Transformer with $L$ layers of dimension $H$, and $A$ self-attention heads.

* BERT$_\mathrm{BASE}$: $L=12, H=768, A=12$
* BERT$_\mathrm{LARGE}$: $L=24, H=1024, A=16$

(Many other variations available through [HuggingFace Transformers](https://huggingface.co/docs/transformers/index))

Trained on 16GB of text from Wikipedia + BookCorpus.

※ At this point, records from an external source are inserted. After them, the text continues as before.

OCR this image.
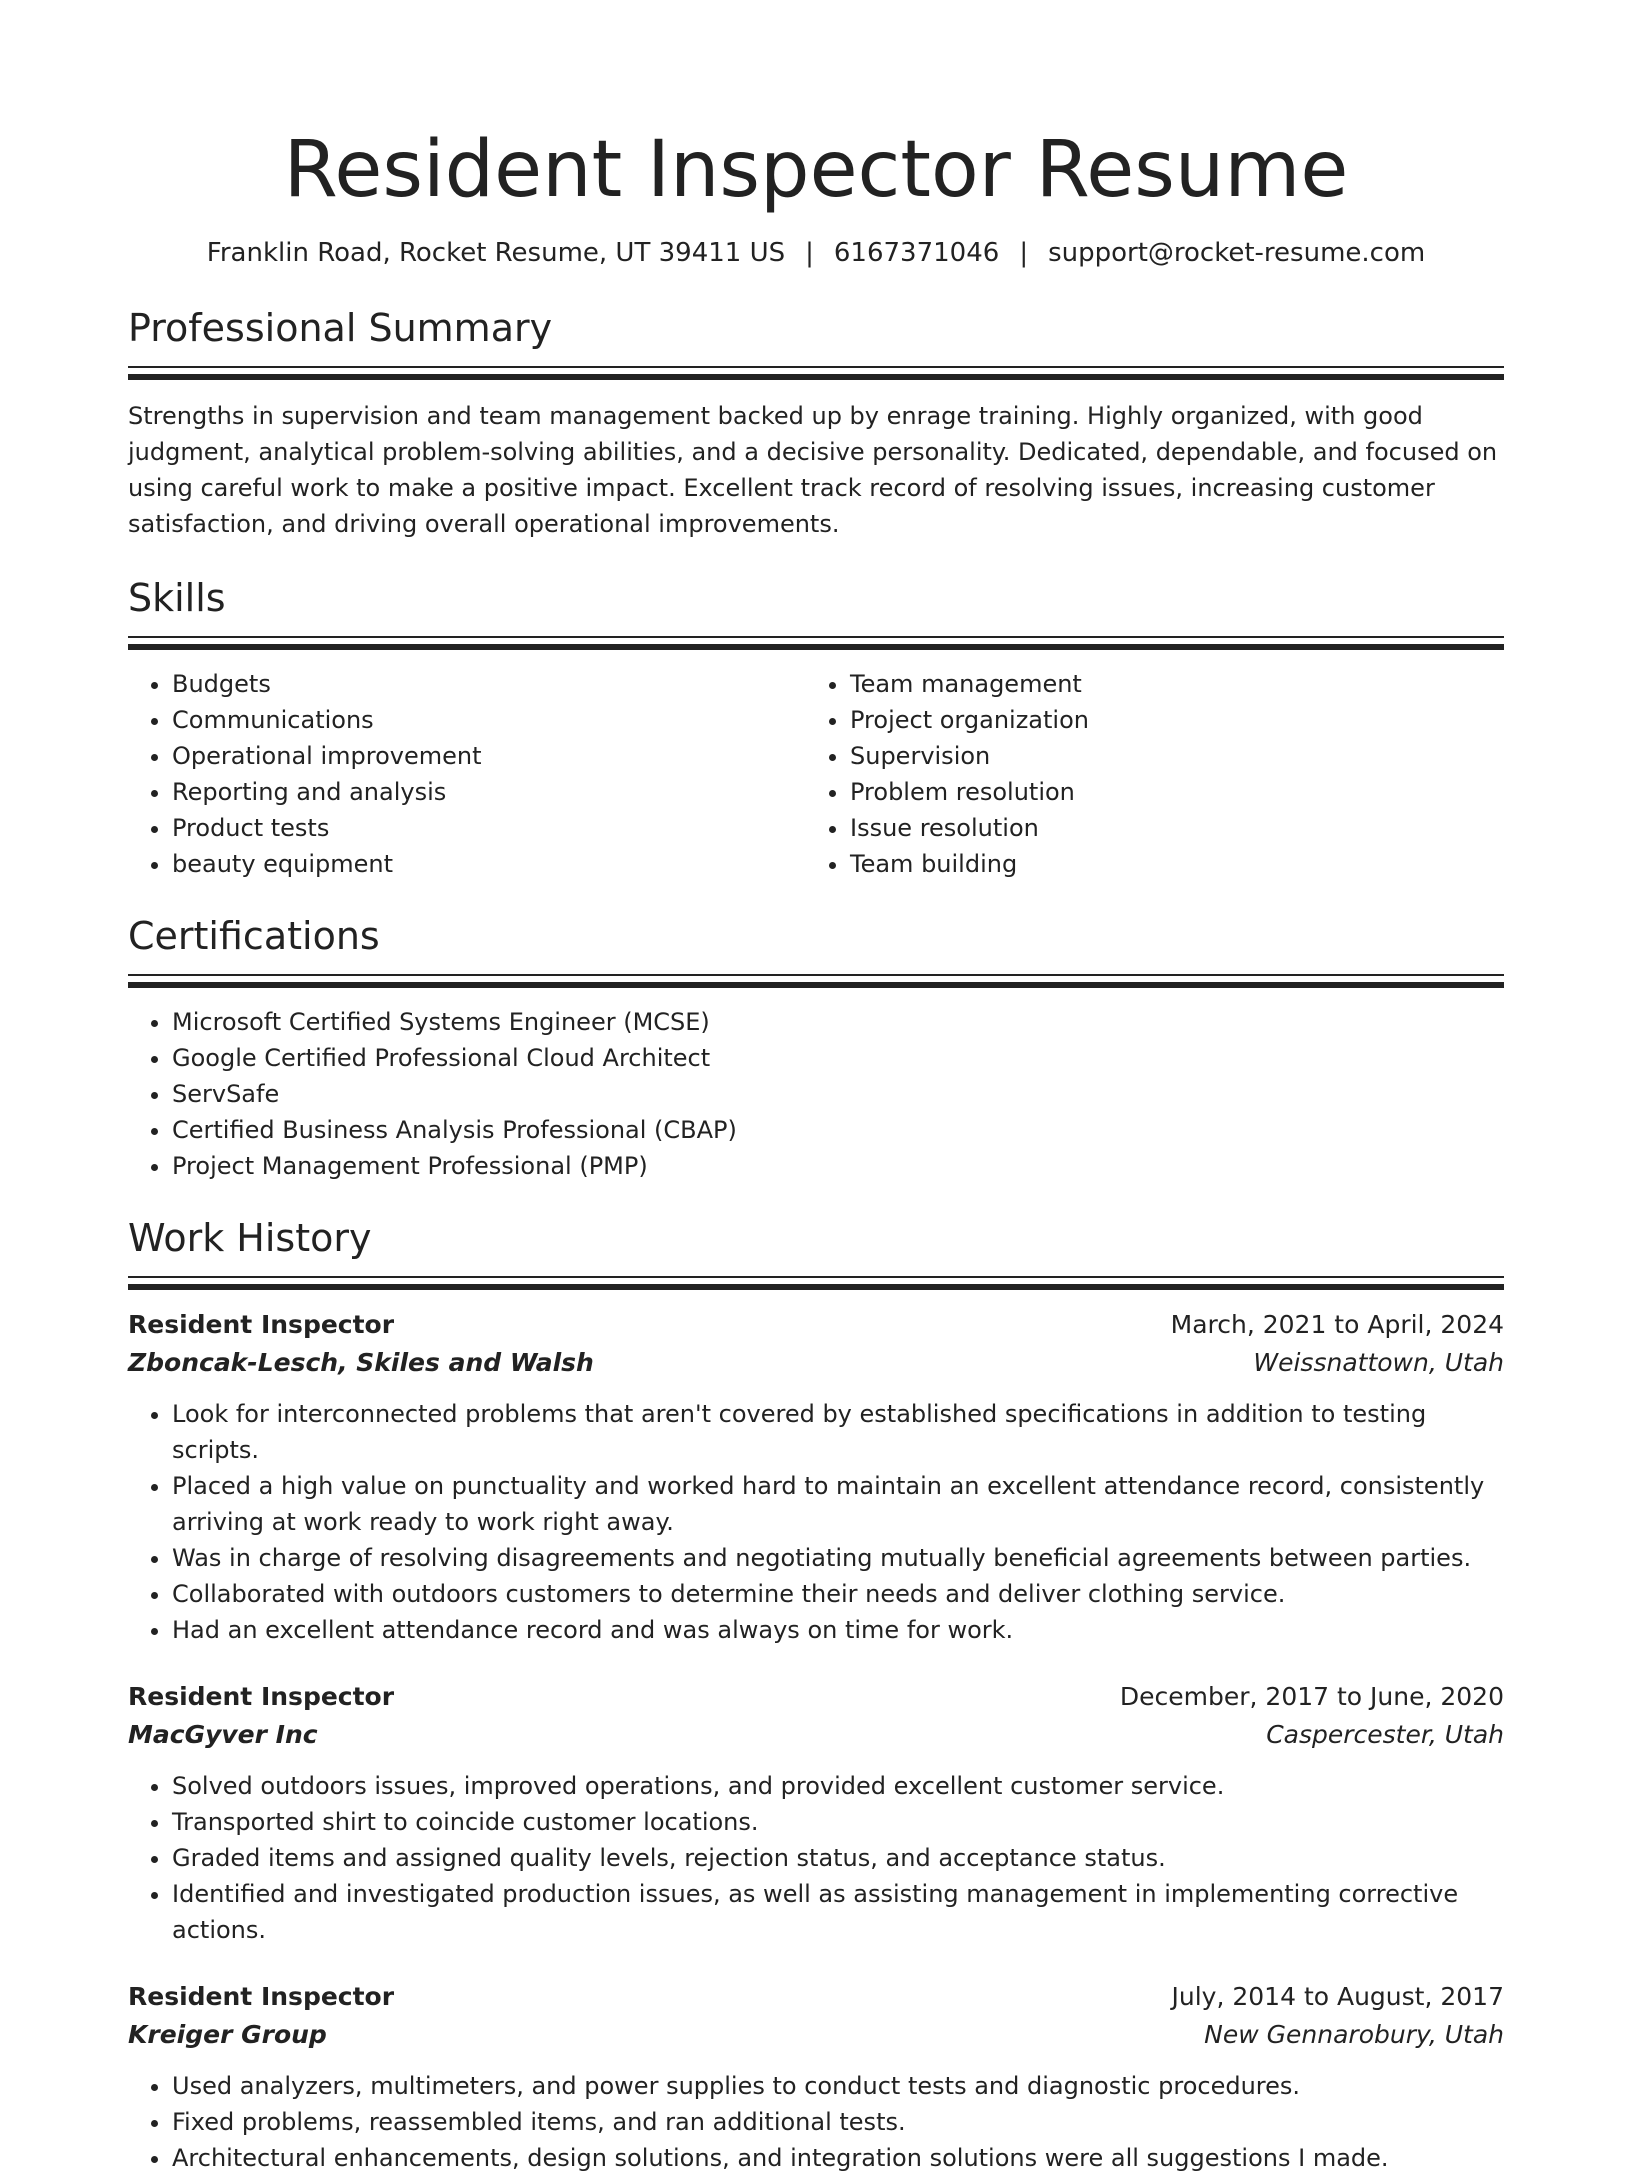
Resident Inspector Resume
Franklin Road, Rocket Resume, UT 39411 US | 6167371046 | support@rocket-resume.com
Professional Summary

Strengths in supervision and team management backed up by enrage training. Highly organized, with good judgment, analytical problem-solving abilities, and a decisive personality. Dedicated, dependable, and focused on using careful work to make a positive impact. Excellent track record of resolving issues, increasing customer satisfaction, and driving overall operational improvements.

Skills
• Budgets
• Communications
• Operational improvement
• Reporting and analysis
• Product tests
• beauty equipment
• Team management
• Project organization
• Supervision
• Problem resolution
• Issue resolution
• Team building
Certifications
• Microsoft Certified Systems Engineer (MCSE)
• Google Certified Professional Cloud Architect
• ServSafe
• Certified Business Analysis Professional (CBAP)
• Project Management Professional (PMP)
Work History
Resident Inspector	March, 2021 to April, 2024
Zboncak-Lesch, Skiles and Walsh	Weissnattown, Utah
• Look for interconnected problems that aren't covered by established specifications in addition to testing scripts.
• Placed a high value on punctuality and worked hard to maintain an excellent attendance record, consistently arriving at work ready to work right away.
• Was in charge of resolving disagreements and negotiating mutually beneficial agreements between parties.
• Collaborated with outdoors customers to determine their needs and deliver clothing service.
• Had an excellent attendance record and was always on time for work.
Resident Inspector	December, 2017 to June, 2020
MacGyver Inc	Caspercester, Utah
• Solved outdoors issues, improved operations, and provided excellent customer service.
• Transported shirt to coincide customer locations.
• Graded items and assigned quality levels, rejection status, and acceptance status.
• Identified and investigated production issues, as well as assisting management in implementing corrective actions.
Resident Inspector	July, 2014 to August, 2017
Kreiger Group	New Gennarobury, Utah
• Used analyzers, multimeters, and power supplies to conduct tests and diagnostic procedures.
• Fixed problems, reassembled items, and ran additional tests.
• Architectural enhancements, design solutions, and integration solutions were all suggestions I made.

* BERT$_\mathrm{BASE}$: 4 TPUs for 4 days
* BERT$_\mathrm{LARGE}$: 16 TPUs for 4 days

#### SNLI results

| Model | Accuracy |
|---|---|
| LSTM | 77.6 |
| LSTMs with conditional encoding | 80.9 |
| LSTMs with conditional encoding + attention | 82.3 |
| LSTMs with word-by-word attention | 83.5 |
| Self-attention | 85.6 |
| BERT$_\mathrm{BASE}$ | 89.2 |
| BERT$_\mathrm{LARGE}$ | 90.4 |

([Zhang et al., 2019](https://bcmi.sjtu.edu.cn/home/zhangzs/pubs/paclic33.pdf))

### RoBERTa

Same architecture as BERT but better hyperparameter tuning and more training data ([Liu et al., 2019](https://arxiv.org/pdf/1907.11692.pdf)):

- CC-News (76GB)
- OpenWebText (38GB)
- Stories (31GB)

and **no** next-sentence-prediction task (only masked LM).

Training: 1024 GPUs for one day.


#### SNLI results

| Model | Accuracy |
|---|---|
| LSTM | 77.6 |
| LSTMs with conditional encoding | 80.9 |
| LSTMs with conditional encoding + attention | 82.3 |
| LSTMs with word-by-word attention | 83.5 |
| Self-attention | 85.6 |
| BERT$_\mathrm{BASE}$ | 89.2 |
| BERT$_\mathrm{LARGE}$ | 90.4 |
| RoBERTa$_\mathrm{BASE}$ | 90.7 |
| RoBERTa$_\mathrm{LARGE}$ | 91.4 |

([Sun et al., 2020](https://arxiv.org/abs/2012.01786))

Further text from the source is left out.